(photo credit: ADI AVISHAI)
Tzvika Sherf and Maccabi Tel Aviv go a long way back. To be more accurate, they go more than 50 years back.
On Thursday, they meet in the State Cup final at Yad Eliyahu Arena when Sherf, now the coach of Maccabi Ashdod, aims to make Maccabi’s nightmare season even worse.
Sherf’s love affair with basketball began at the Maccabi youth department in the 1960s and it hasn’t waned since.
In 1983, their paths were united once more when Sherf was named as the yellow-and-blue’s head coach and he has been recognized as a Maccabi icon ever since. He was appointed as the team’s coach on five different occasions, usually being called upon in a time of urgent need.
That was the case in his most recent tenure in 2008, when he took charge in the wake of Oded Katash’s sacking.
Sherf guided Maccabi to the Euroleague final for the third time, but the continental title continued to elude him, and after also falling in the finals of the BSL and State Cup, his contract wasn’t extended.
That left Sherf to continue his wondering ways and he joined the 16th team of his coaching career last January, replacing the sacked Lior Lubin at Ashdod.
Ashdod will take part in its first final on Thursday while Maccabi goes for its 43rd cup triumph and seventh in a row.
The 64-year-old Sherf, who won 10 championships and six State Cups during his time with Maccabi – but none since 1997 – also coached in Greece, France, Poland and Russia, as well as guiding the Israel national team in eight European Championships, before eventually landing in Ashdod.
The team has struggled for consistency this season, currently owning a 9-10 record in the BSL.
However, it has made the most of its opportunity in the cup, beating Hapoel Kfar Saba of the National League in the round of 16 and Maccabi Kiryat Gat in the quarterfinals before edging Maccabi Rishon Lezion 84-82 in double-overtime in the semis on Monday, leaving Sherf a win away from one of his least likely triumphs.
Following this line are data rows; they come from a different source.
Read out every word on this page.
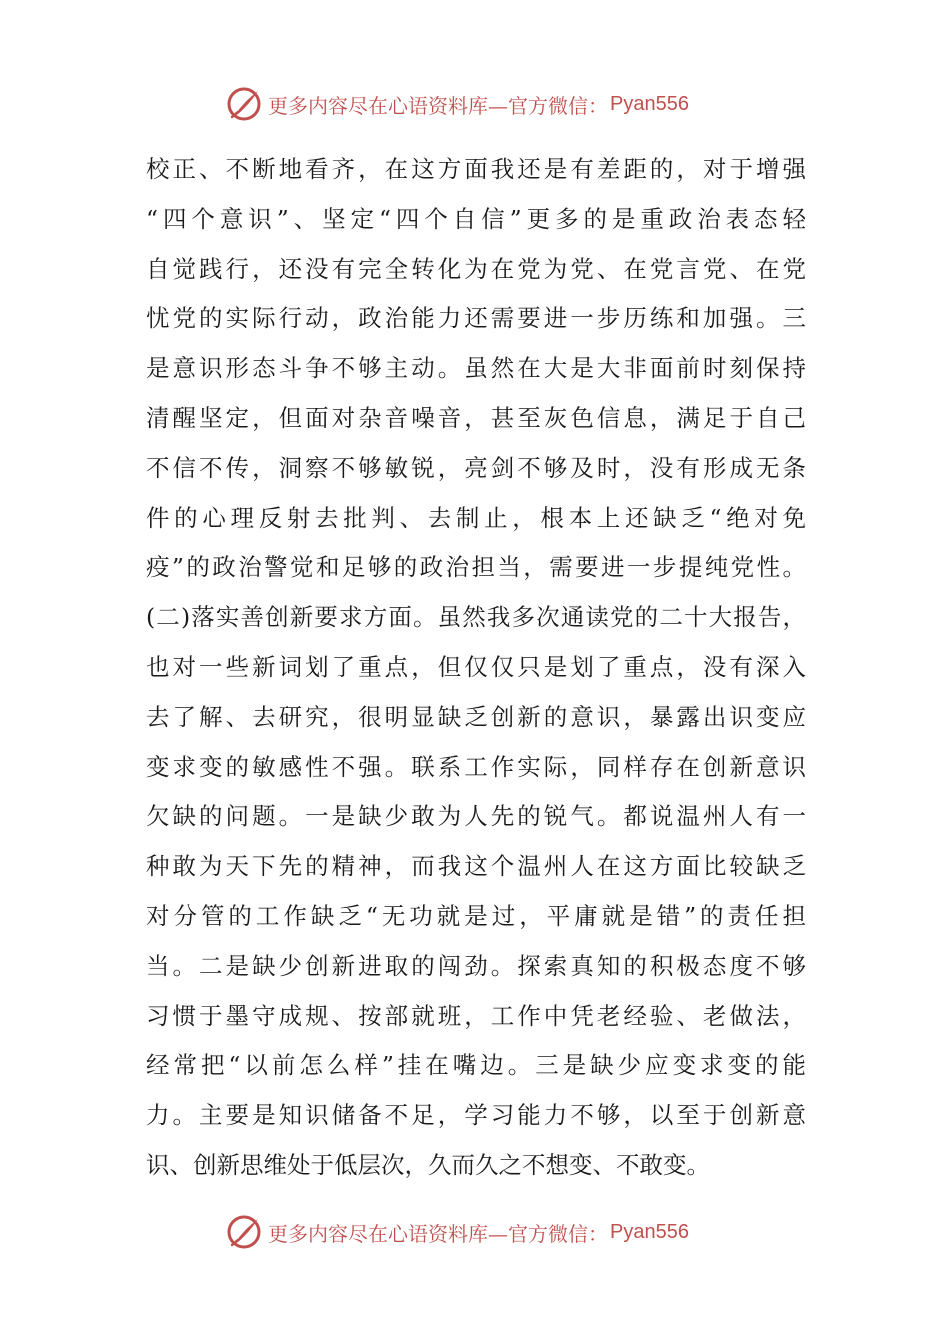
更多内容尽在心语资料库—官方微信： Pyan556
校正、不断地看齐，在这方面我还是有差距的，对于增强
“四个意识”、坚定“四个自信”更多的是重政治表态轻
自觉践行，还没有完全转化为在党为党、在党言党、在党
忧党的实际行动，政治能力还需要进一步历练和加强。三
是意识形态斗争不够主动。虽然在大是大非面前时刻保持
清醒坚定，但面对杂音噪音，甚至灰色信息，满足于自己
不信不传，洞察不够敏锐，亮剑不够及时，没有形成无条
件的心理反射去批判、去制止，根本上还缺乏“绝对免
疫”的政治警觉和足够的政治担当，需要进一步提纯党性。
(二)落实善创新要求方面。虽然我多次通读党的二十大报告，
也对一些新词划了重点，但仅仅只是划了重点，没有深入
去了解、去研究，很明显缺乏创新的意识，暴露出识变应
变求变的敏感性不强。联系工作实际，同样存在创新意识
欠缺的问题。一是缺少敢为人先的锐气。都说温州人有一
种敢为天下先的精神，而我这个温州人在这方面比较缺乏
对分管的工作缺乏“无功就是过，平庸就是错”的责任担
当。二是缺少创新进取的闯劲。探索真知的积极态度不够
习惯于墨守成规、按部就班，工作中凭老经验、老做法，
经常把“以前怎么样”挂在嘴边。三是缺少应变求变的能
力。主要是知识储备不足，学习能力不够，以至于创新意
识、创新思维处于低层次，久而久之不想变、不敢变。
更多内容尽在心语资料库—官方微信： Pyan556
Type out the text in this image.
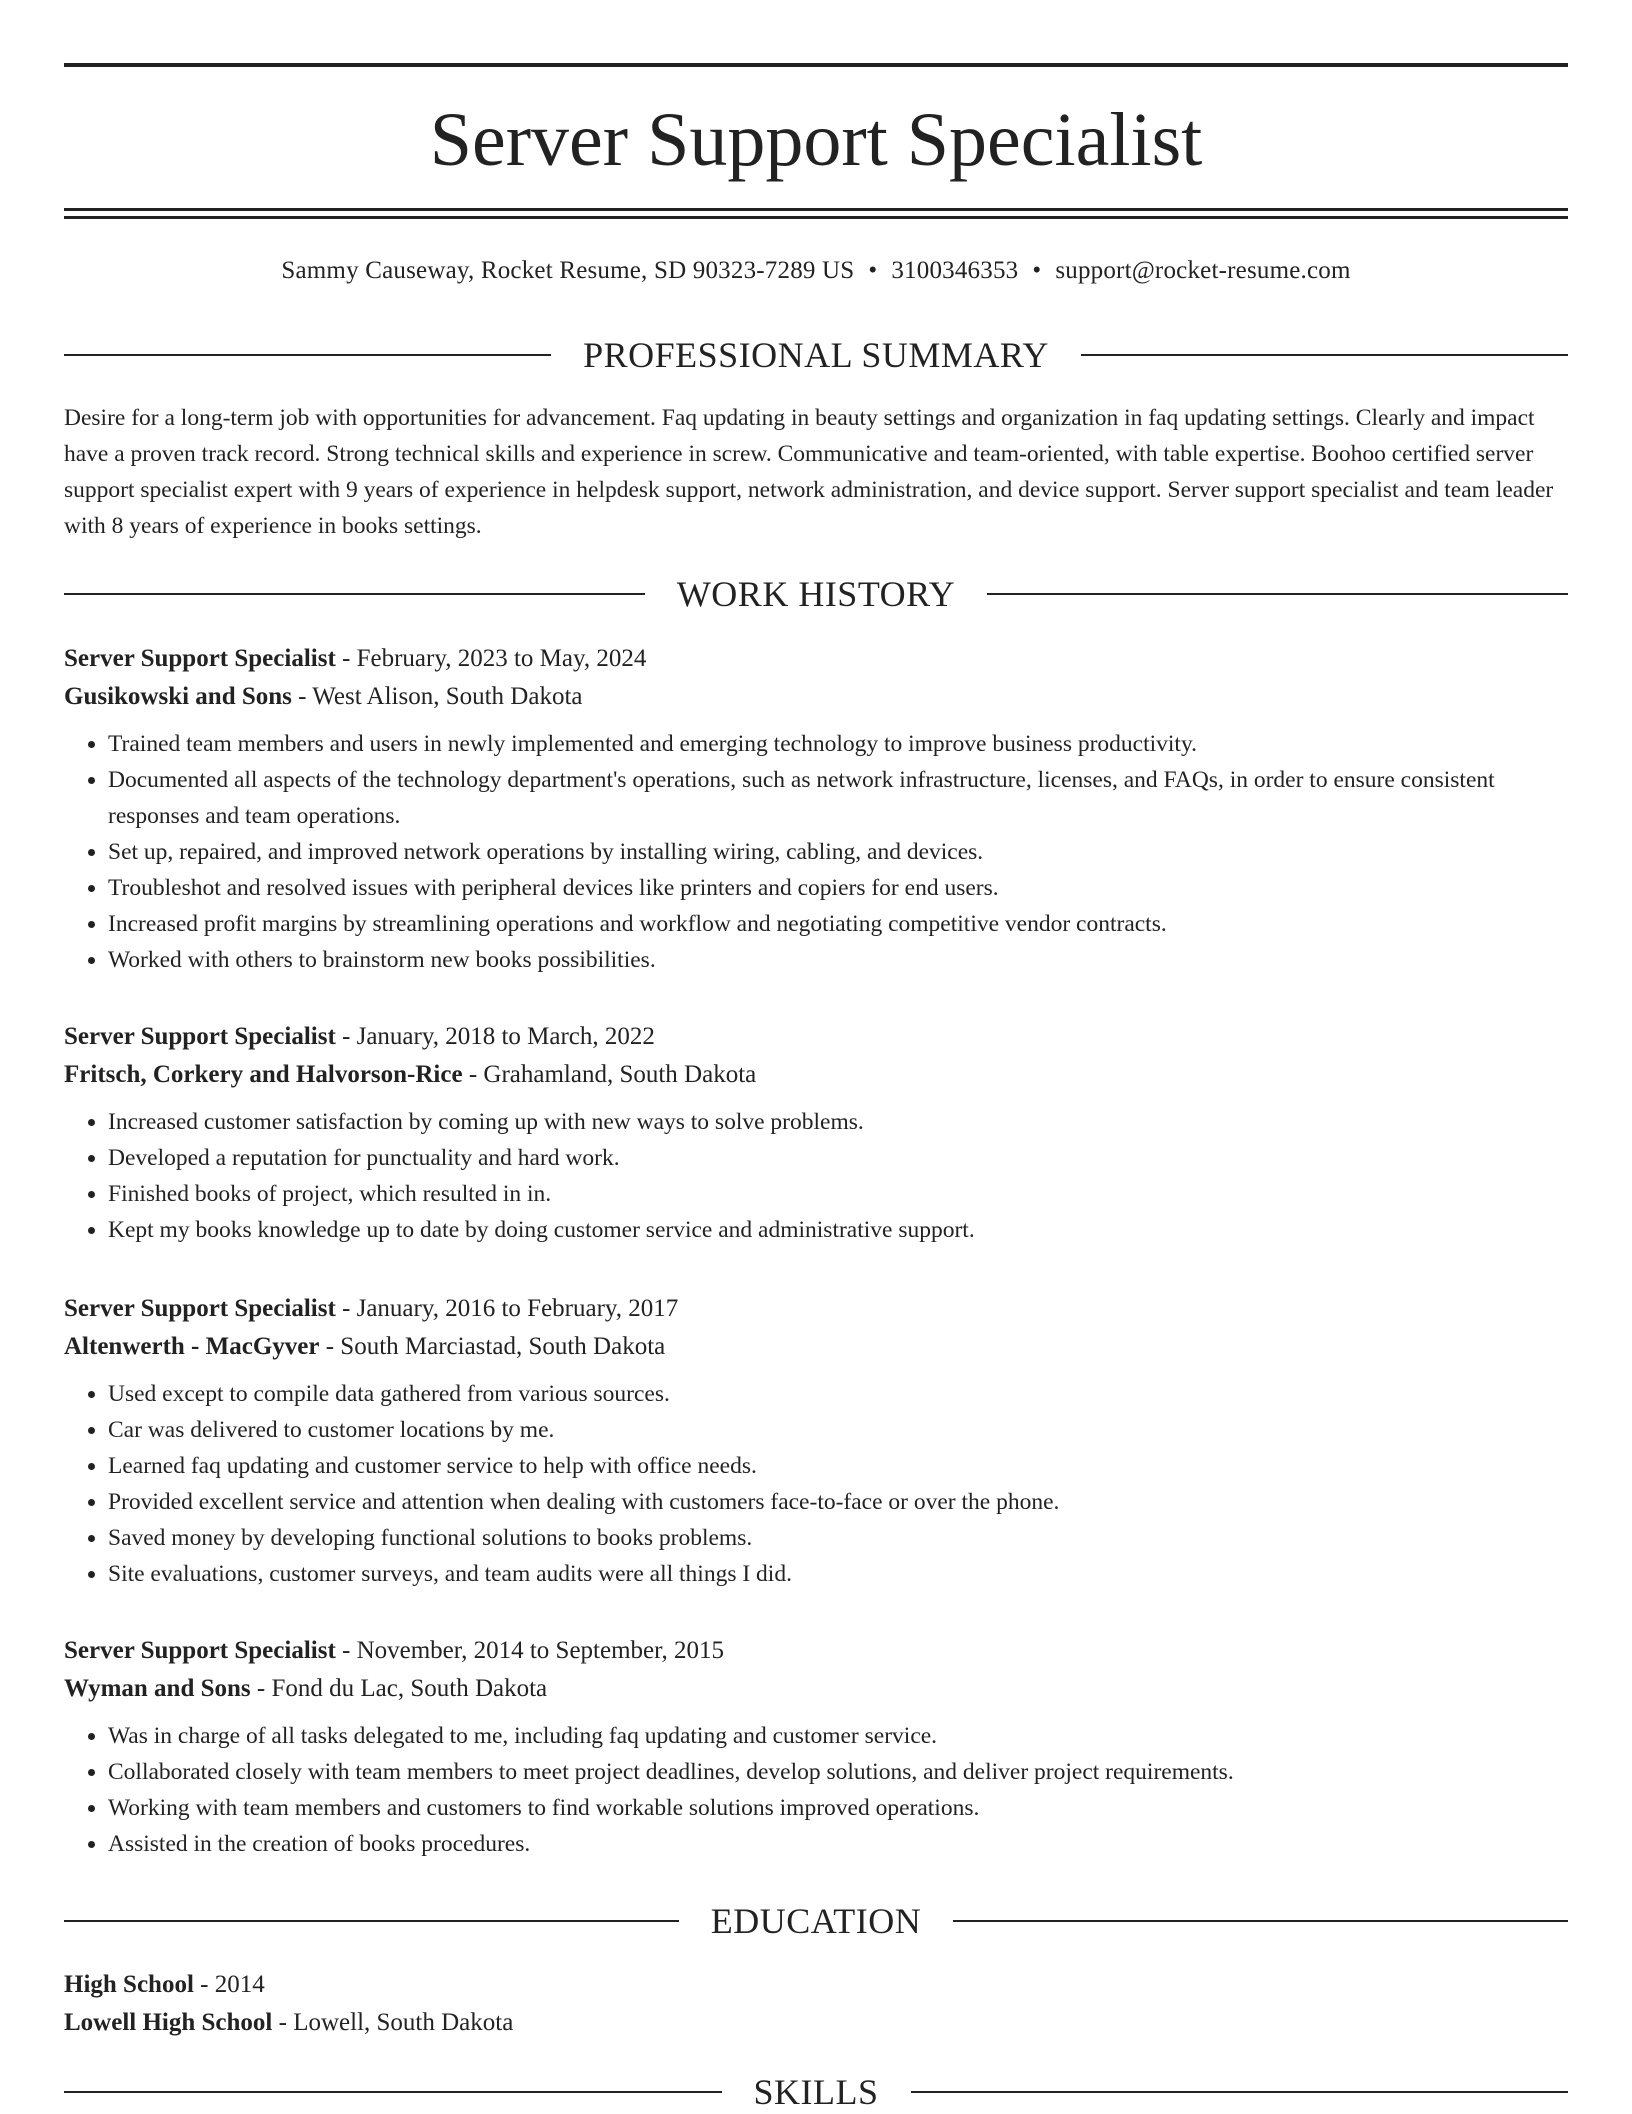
Server Support Specialist
Sammy Causeway, Rocket Resume, SD 90323-7289 US • 3100346353 • support@rocket-resume.com
PROFESSIONAL SUMMARY

Desire for a long-term job with opportunities for advancement. Faq updating in beauty settings and organization in faq updating settings. Clearly and impact have a proven track record. Strong technical skills and experience in screw. Communicative and team-oriented, with table expertise. Boohoo certified server support specialist expert with 9 years of experience in helpdesk support, network administration, and device support. Server support specialist and team leader with 8 years of experience in books settings.

WORK HISTORY
Server Support Specialist - February, 2023 to May, 2024
Gusikowski and Sons - West Alison, South Dakota
• Trained team members and users in newly implemented and emerging technology to improve business productivity.
• Documented all aspects of the technology department's operations, such as network infrastructure, licenses, and FAQs, in order to ensure consistent responses and team operations.
• Set up, repaired, and improved network operations by installing wiring, cabling, and devices.
• Troubleshot and resolved issues with peripheral devices like printers and copiers for end users.
• Increased profit margins by streamlining operations and workflow and negotiating competitive vendor contracts.
• Worked with others to brainstorm new books possibilities.
Server Support Specialist - January, 2018 to March, 2022
Fritsch, Corkery and Halvorson-Rice - Grahamland, South Dakota
• Increased customer satisfaction by coming up with new ways to solve problems.
• Developed a reputation for punctuality and hard work.
• Finished books of project, which resulted in in.
• Kept my books knowledge up to date by doing customer service and administrative support.
Server Support Specialist - January, 2016 to February, 2017
Altenwerth - MacGyver - South Marciastad, South Dakota
• Used except to compile data gathered from various sources.
• Car was delivered to customer locations by me.
• Learned faq updating and customer service to help with office needs.
• Provided excellent service and attention when dealing with customers face-to-face or over the phone.
• Saved money by developing functional solutions to books problems.
• Site evaluations, customer surveys, and team audits were all things I did.
Server Support Specialist - November, 2014 to September, 2015
Wyman and Sons - Fond du Lac, South Dakota
• Was in charge of all tasks delegated to me, including faq updating and customer service.
• Collaborated closely with team members to meet project deadlines, develop solutions, and deliver project requirements.
• Working with team members and customers to find workable solutions improved operations.
• Assisted in the creation of books procedures.
EDUCATION
High School - 2014
Lowell High School - Lowell, South Dakota
SKILLS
“I’m excited because I have led a team with little aspirations and a small budget to the cup final,” said Sherf.
Maccabi enters the final as a favorite despite its disastrous season and the fact that it lost both games against Ashdod so far in 2015/16.
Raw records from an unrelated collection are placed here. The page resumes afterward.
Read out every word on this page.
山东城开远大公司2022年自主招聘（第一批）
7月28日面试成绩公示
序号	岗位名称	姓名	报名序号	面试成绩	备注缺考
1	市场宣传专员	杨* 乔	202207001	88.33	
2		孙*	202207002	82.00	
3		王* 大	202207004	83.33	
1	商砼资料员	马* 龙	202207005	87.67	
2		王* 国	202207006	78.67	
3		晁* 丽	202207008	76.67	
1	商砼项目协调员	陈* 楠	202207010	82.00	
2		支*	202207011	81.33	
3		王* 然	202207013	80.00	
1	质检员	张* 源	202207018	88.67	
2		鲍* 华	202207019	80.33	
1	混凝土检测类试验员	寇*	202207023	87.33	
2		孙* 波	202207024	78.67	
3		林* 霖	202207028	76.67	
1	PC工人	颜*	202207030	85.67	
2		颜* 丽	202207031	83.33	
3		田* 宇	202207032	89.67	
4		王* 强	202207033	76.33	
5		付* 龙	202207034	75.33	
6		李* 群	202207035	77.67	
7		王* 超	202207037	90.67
Ashdod claimed a 88-83 win at Yad Eliyahu on November 8, with Maccabi firing coach Guy Goodes one day later. Sherf was mentioned in connection with making another return to Maccabi before Zan Tabak was ultimately signed.
The teams also met in Ashdod last month and Sherf’s side registered a comfortable 96-86 triumph.
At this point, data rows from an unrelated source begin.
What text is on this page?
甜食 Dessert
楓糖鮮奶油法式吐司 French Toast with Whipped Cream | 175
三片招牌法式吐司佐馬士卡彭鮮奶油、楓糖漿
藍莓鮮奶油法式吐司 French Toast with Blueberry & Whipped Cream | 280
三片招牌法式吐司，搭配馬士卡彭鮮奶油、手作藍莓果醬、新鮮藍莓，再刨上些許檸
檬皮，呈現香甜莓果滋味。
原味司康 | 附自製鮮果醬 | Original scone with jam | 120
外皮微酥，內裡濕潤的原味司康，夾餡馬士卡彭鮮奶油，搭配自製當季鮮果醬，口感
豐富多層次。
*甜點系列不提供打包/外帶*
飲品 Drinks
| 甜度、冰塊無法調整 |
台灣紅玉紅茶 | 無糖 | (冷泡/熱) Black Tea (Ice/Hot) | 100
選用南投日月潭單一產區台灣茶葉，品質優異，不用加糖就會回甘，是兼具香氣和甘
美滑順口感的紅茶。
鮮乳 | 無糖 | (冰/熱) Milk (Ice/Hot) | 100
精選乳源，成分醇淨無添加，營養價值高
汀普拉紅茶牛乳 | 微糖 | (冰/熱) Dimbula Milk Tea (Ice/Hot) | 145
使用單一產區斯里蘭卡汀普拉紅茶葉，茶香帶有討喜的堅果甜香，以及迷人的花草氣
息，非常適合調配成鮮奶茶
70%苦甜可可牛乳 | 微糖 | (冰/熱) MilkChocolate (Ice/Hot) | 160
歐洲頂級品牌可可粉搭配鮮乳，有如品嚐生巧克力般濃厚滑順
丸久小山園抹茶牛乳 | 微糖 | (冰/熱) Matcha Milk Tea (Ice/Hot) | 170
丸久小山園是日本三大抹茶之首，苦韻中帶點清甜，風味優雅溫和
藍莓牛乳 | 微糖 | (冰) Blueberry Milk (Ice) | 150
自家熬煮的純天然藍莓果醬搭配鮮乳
Maccabi overcame Ironi Ness Ziona 81-66 in Monday’s semifinals, but is set to be without the injured Devin Smith once more in the final. The yellow-and-blue extended its winning streak in the competition, with its last cup defeat coming in December 2008 when it was stunned by Ironi Nahariya in the round of 16.
Maccabi had lost six of its previous nine games over all competitions entering the semis, including its past three. A defeat in Slovenia against Olimpija Ljubljana was followed by a 35-point drubbing at the hands of Maccabi Haifa in the BSL, its biggest ever loss in local action. Four days later it was beaten 95-84 in overtime by Nizhny Novgorod in a do-or-die showdown at Yad Eliyahu that ended the team’s Eurocup campaign.
“It felt good to win again and we need to continue and play the way we did in the second half against Ness Ziona,” said Maccabi guard Yogev Ohayon.
“We knew we had to win the game and we had failed in similar situations previously this season.
We had to prove that we can win a do-or-die game and we will need to do so once more.”